The primary goal of pretreatment is to expose the cellulose for more efficient enzymatic hydrolysis. However two competing secondary considerations are also important in the overall process; pentose sugars from dilute acid hydrolysis are fermentable by some bacteria species thereby increasing the total potential ethanol yield, but degradation products from dilute acid hydrolysis ? primarily furfural ? decrease total sugar yields and inhibit fermentation.

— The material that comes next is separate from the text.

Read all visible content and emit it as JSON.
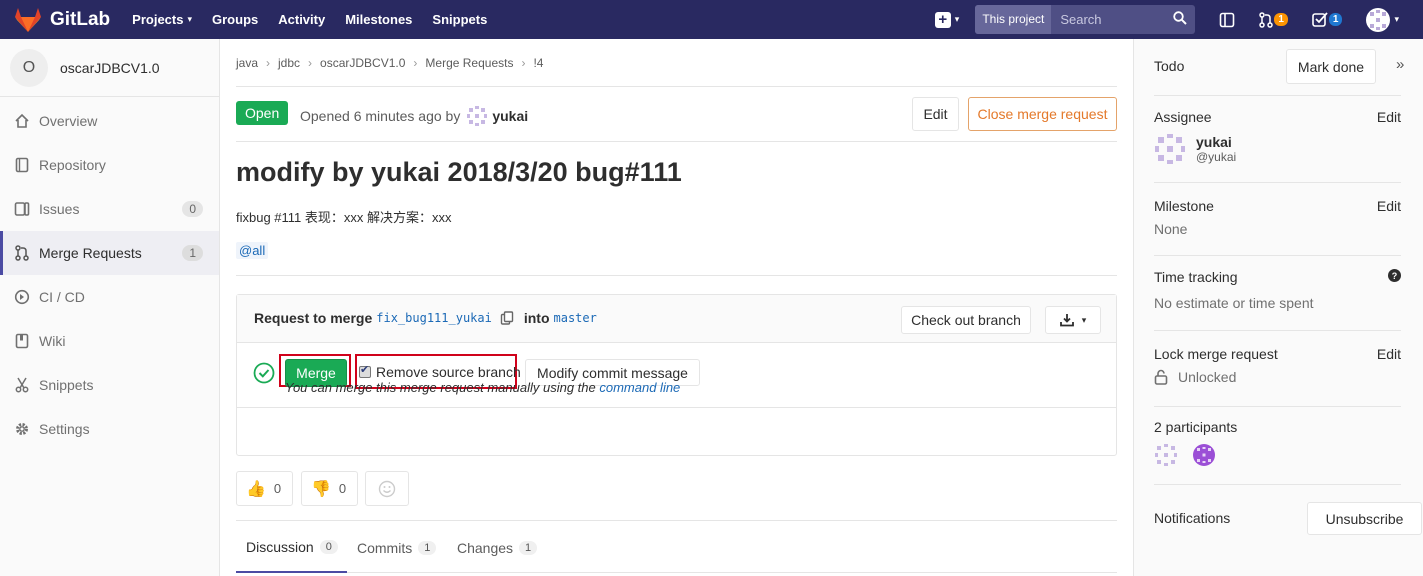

Three species of locally available and commercially relevant biomass feedstocks will be considered; aspen (a hardwood), balsam (softwood), and switchgrass (model energy crop). Dilute acid hydrolysis (pretreatment) conditions to be varied include temperature (150°C to 175°C), sulfuric acid concentration (0.25%, 0.50%, and 1.00%), and biomass species (aspen, balsam, and switchgrass). Pretreatment reactions will occur at constant temperature using ten 5 ml liquid volume stainless steel tubular reactors immersed in 750 ml of a Dow Corning 550 heat transfer fluid in a Parr Instruments Model 4570 reactor. Reactor tubes will be removed at different times from the hot oil bath and placed in ice to stop the reaction. Samples of the hydrolysate will be taken from the tubular reactors, filtered (0.22 µm pore size) and analyzed by High Performance Liquid Chromatography (HPLC) for sugar content. Solid residues will be washed with distilled water and enzymatic hydrolysis will be performed on the highest sugar yielding tubular reactor for each set of pretreatment conditions. Enzymatic hydrolysis conditions will be: 1% dry weight pretreated biomass (cellulose plus lignin), 60 filter paper units (FPU) SpeezymeCP (Genencor) per dry gram cellulose plus 120 cellobiohydrolase units (CBU) beta-glucosidase (Novozyme, Novozym 188) per dry gram cellulose, 72 hr. reaction time, and 50°C.

Results

Preliminary results using a similar ?mini-reactor ? 2.5 ml? pretreatment experimental system exhibited a distinct effect of pretreatment conditions on xylan sugar yields from pretreatment and glucan sugar yields from enzymatic hydrolysis. More severe pretreatment reduced xylan sugar yields and increased byproduct concentrations (furfural), but also increased glucose yields from enzymatic hydrolysis, especially at early in the 72 hr hydrolysis period for hardwoods (aspen, red maple, basswood) and also at all times for balsam (softwood). Results from the proposed design of experiments will add to those already obtained to identify optimum conditions for extracting maximum total sugars from the hydrolysis of the forest biomass species included in this study. Recommendations for dilute acid hydrolysis conditions to maximize total fermentable sugar yield will be made.

References

(1) USDA. 2002. The Energy Balance of Corn Ethanol: An Update, AER-814, U.S. Department of Agriculture Office of the Chief Economist and Office of Energy Policy and New Uses.

(2) U.S. DOE. 2006. Breaking the Biological Barriers to Cellulosic Ethanol: A Joint Research Agenda, DOE/SC-0095, U.S. Department of Energy Office of Science and Office of Energy Efficiency and Renewable Energy (www.doegenomestolife.org/biofuels/).